For the foregoing reasons, the court will enter a separate order overruling the Trustee's objection to the Debtor's amended exemption claim.

Copies to:

James D. Lyon, Esq.

J. James Rogan, Trustee

1. The Trustee asserted a claim for a recovery of those funds and, pursuant to an order entered on June 27, 2003, the claim was compromised for the sum of $800.

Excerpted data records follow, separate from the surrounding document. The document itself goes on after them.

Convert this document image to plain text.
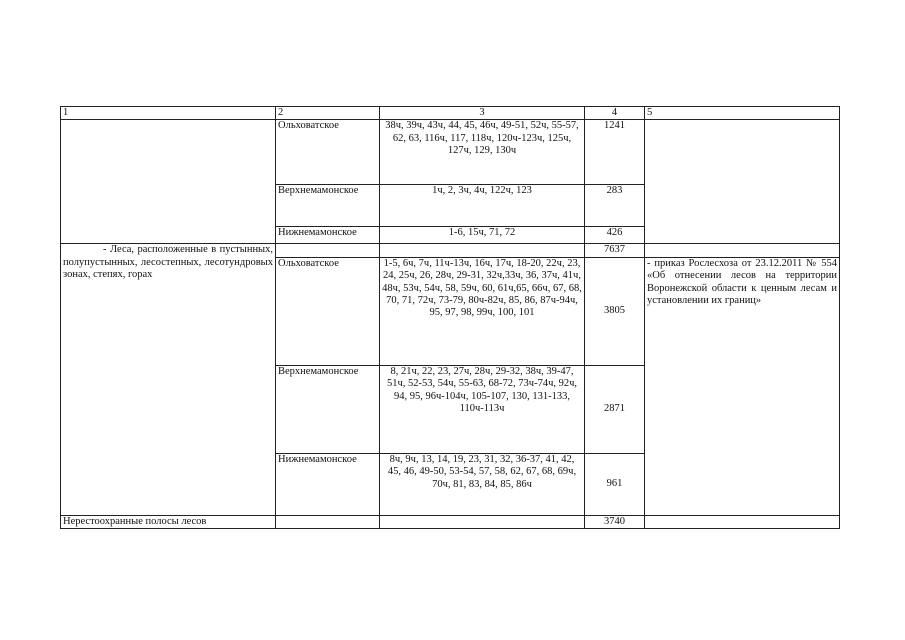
1	2	3	4	5
	Ольховатское	38ч, 39ч, 43ч, 44, 45, 46ч, 49-51, 52ч, 55-57, 62, 63, 116ч, 117, 118ч, 120ч-123ч, 125ч, 127ч, 129, 130ч	1241	
	Верхнемамонское	1ч, 2, 3ч, 4ч, 122ч, 123	283	
	Нижнемамонское	1-6, 15ч, 71, 72	426	
- Леса, расположенные в пустынных, полупустынных, лесостепных, лесотундровых зонах, степях, горах			7637	
	Ольховатское	1-5, 6ч, 7ч, 11ч-13ч, 16ч, 17ч, 18-20, 22ч, 23, 24, 25ч, 26, 28ч, 29-31, 32ч,33ч, 36, 37ч, 41ч, 48ч, 53ч, 54ч, 58, 59ч, 60, 61ч,65, 66ч, 67, 68, 70, 71, 72ч, 73-79, 80ч-82ч, 85, 86, 87ч-94ч, 95, 97, 98, 99ч, 100, 101	3805	- приказ Рослесхоза от 23.12.2011 № 554 «Об отнесении лесов на территории Воронежской области к ценным лесам и установлении их границ»
	Верхнемамонское	8, 21ч, 22, 23, 27ч, 28ч, 29-32, 38ч, 39-47, 51ч, 52-53, 54ч, 55-63, 68-72, 73ч-74ч, 92ч, 94, 95, 96ч-104ч, 105-107, 130, 131-133, 110ч-113ч	2871	
	Нижнемамонское	8ч, 9ч, 13, 14, 19, 23, 31, 32, 36-37, 41, 42, 45, 46, 49-50, 53-54, 57, 58, 62, 67, 68, 69ч, 70ч, 81, 83, 84, 85, 86ч	961	
Нерестоохранные полосы лесов			3740	
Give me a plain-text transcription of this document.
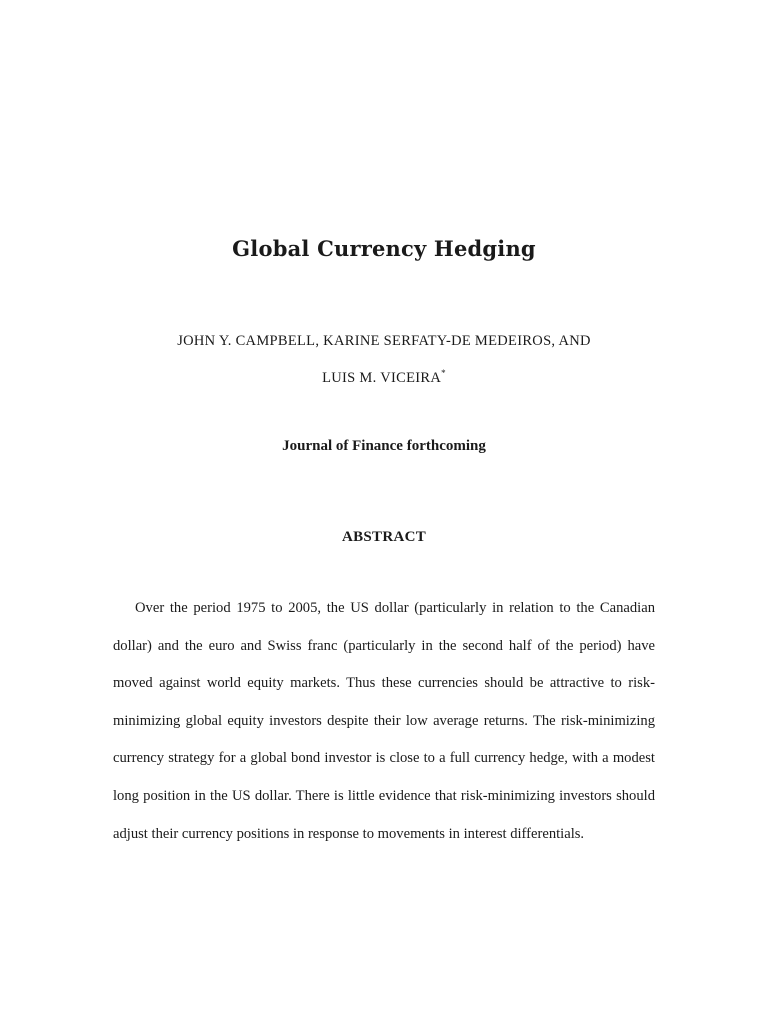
Global Currency Hedging
JOHN Y. CAMPBELL, KARINE SERFATY-DE MEDEIROS, AND
LUIS M. VICEIRA*
Journal of Finance forthcoming
ABSTRACT

Over the period 1975 to 2005, the US dollar (particularly in relation to the Canadian dollar) and the euro and Swiss franc (particularly in the second half of the period) have moved against world equity markets. Thus these currencies should be attractive to risk-minimizing global equity investors despite their low average returns. The risk-minimizing currency strategy for a global bond investor is close to a full currency hedge, with a modest long position in the US dollar. There is little evidence that risk-minimizing investors should adjust their currency positions in response to movements in interest differentials.
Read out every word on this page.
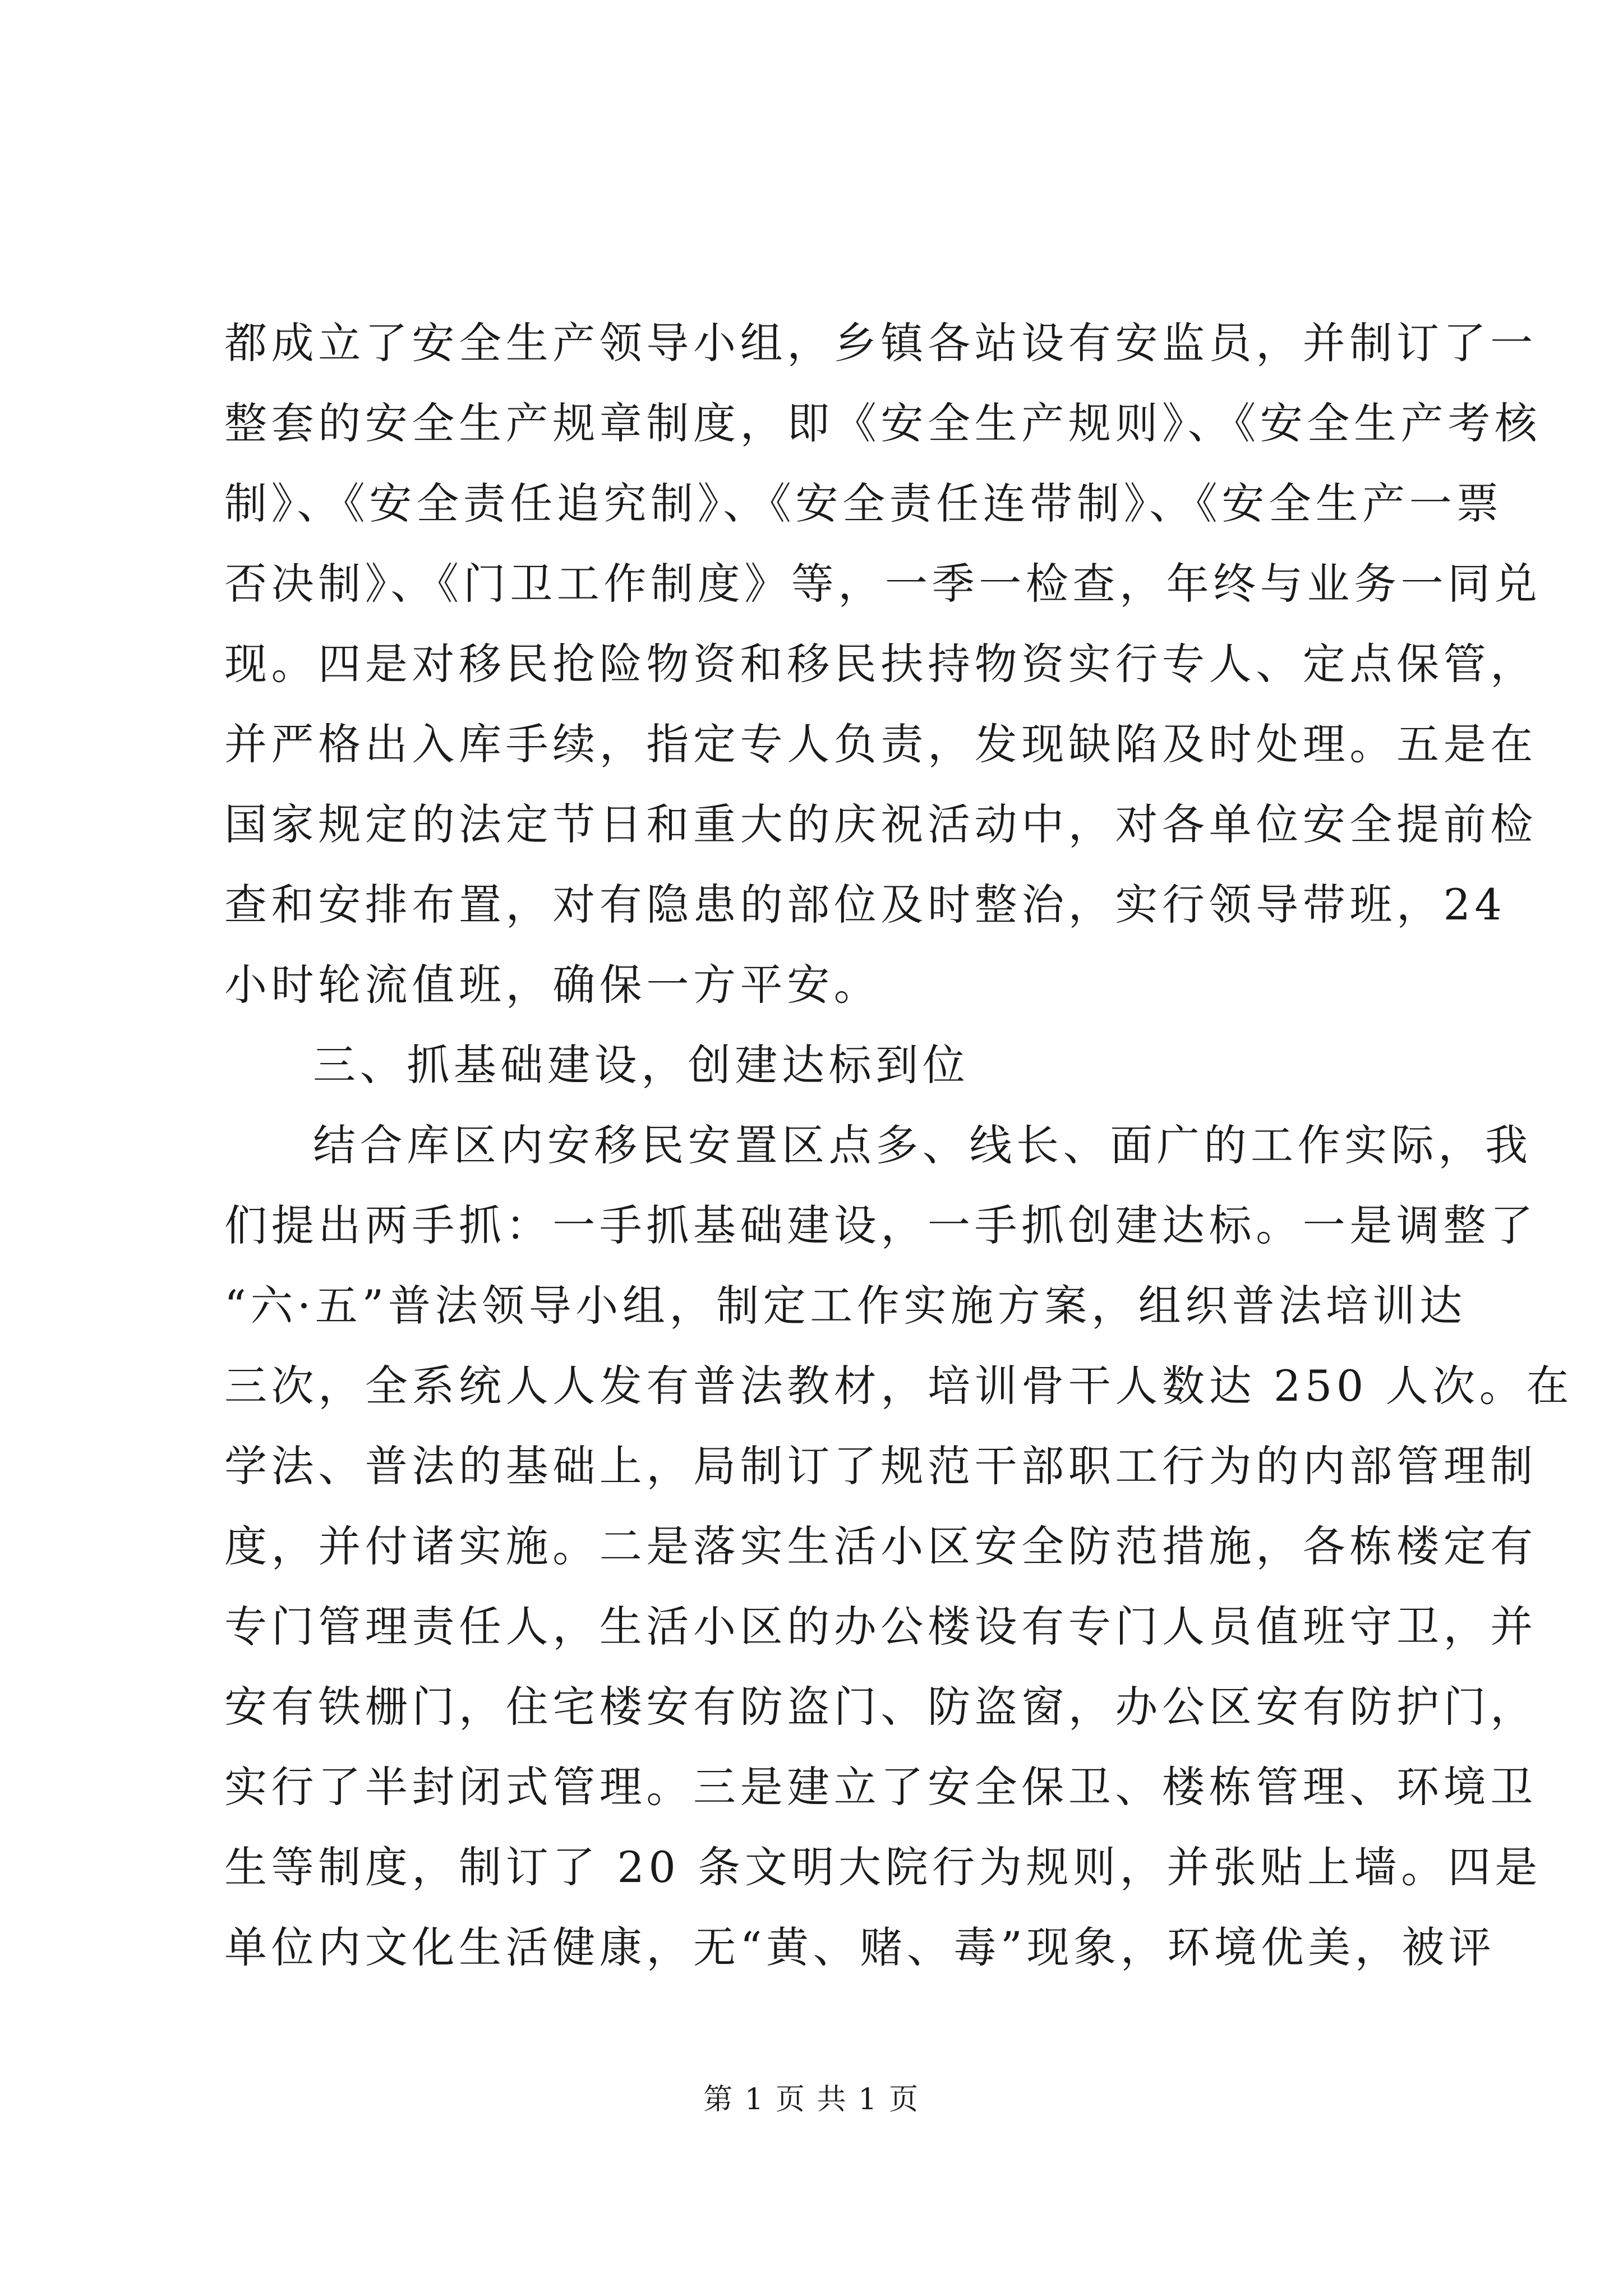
都成立了安全生产领导小组，乡镇各站设有安监员，并制订了一
整套的安全生产规章制度，即《安全生产规则》、《安全生产考核
制》、《安全责任追究制》、《安全责任连带制》、《安全生产一票
否决制》、《门卫工作制度》等，一季一检查，年终与业务一同兑
现。四是对移民抢险物资和移民扶持物资实行专人、定点保管，
并严格出入库手续，指定专人负责，发现缺陷及时处理。五是在
国家规定的法定节日和重大的庆祝活动中，对各单位安全提前检
查和安排布置，对有隐患的部位及时整治，实行领导带班，24
小时轮流值班，确保一方平安。
三、抓基础建设，创建达标到位
结合库区内安移民安置区点多、线长、面广的工作实际，我
们提出两手抓：一手抓基础建设，一手抓创建达标。一是调整了
“六·五”普法领导小组，制定工作实施方案，组织普法培训达
三次，全系统人人发有普法教材，培训骨干人数达 250 人次。在
学法、普法的基础上，局制订了规范干部职工行为的内部管理制
度，并付诸实施。二是落实生活小区安全防范措施，各栋楼定有
专门管理责任人，生活小区的办公楼设有专门人员值班守卫，并
安有铁栅门，住宅楼安有防盗门、防盗窗，办公区安有防护门，
实行了半封闭式管理。三是建立了安全保卫、楼栋管理、环境卫
生等制度，制订了 20 条文明大院行为规则，并张贴上墙。四是
单位内文化生活健康，无“黄、赌、毒”现象，环境优美，被评
第 1 页 共 1 页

2. The Trustee also complains that the statement of financial affairs further indicated that there were no suits pending within the previous year to which the Debtor or her spouse was a party, while a foreclosure had been ordered by the Fayette Circuit Court four months before the petition was filed. The SFA also fails to disclose the debtors' prior residence address, being the property that was the subject of the foreclosure action, although there is no evidence that the debtors vacated the premises within the two years preceding the filing (or even that they used the property as their residence).

3. The Debtor's original bankruptcy attorney was granted leave to withdraw by an order entered on the date of the examination. The Debtor was not represented at the Rule 2004 exam, but the Debtor thereafter retained a new attorney who entered his appearance the same day that the Amendment to Schedules was filed.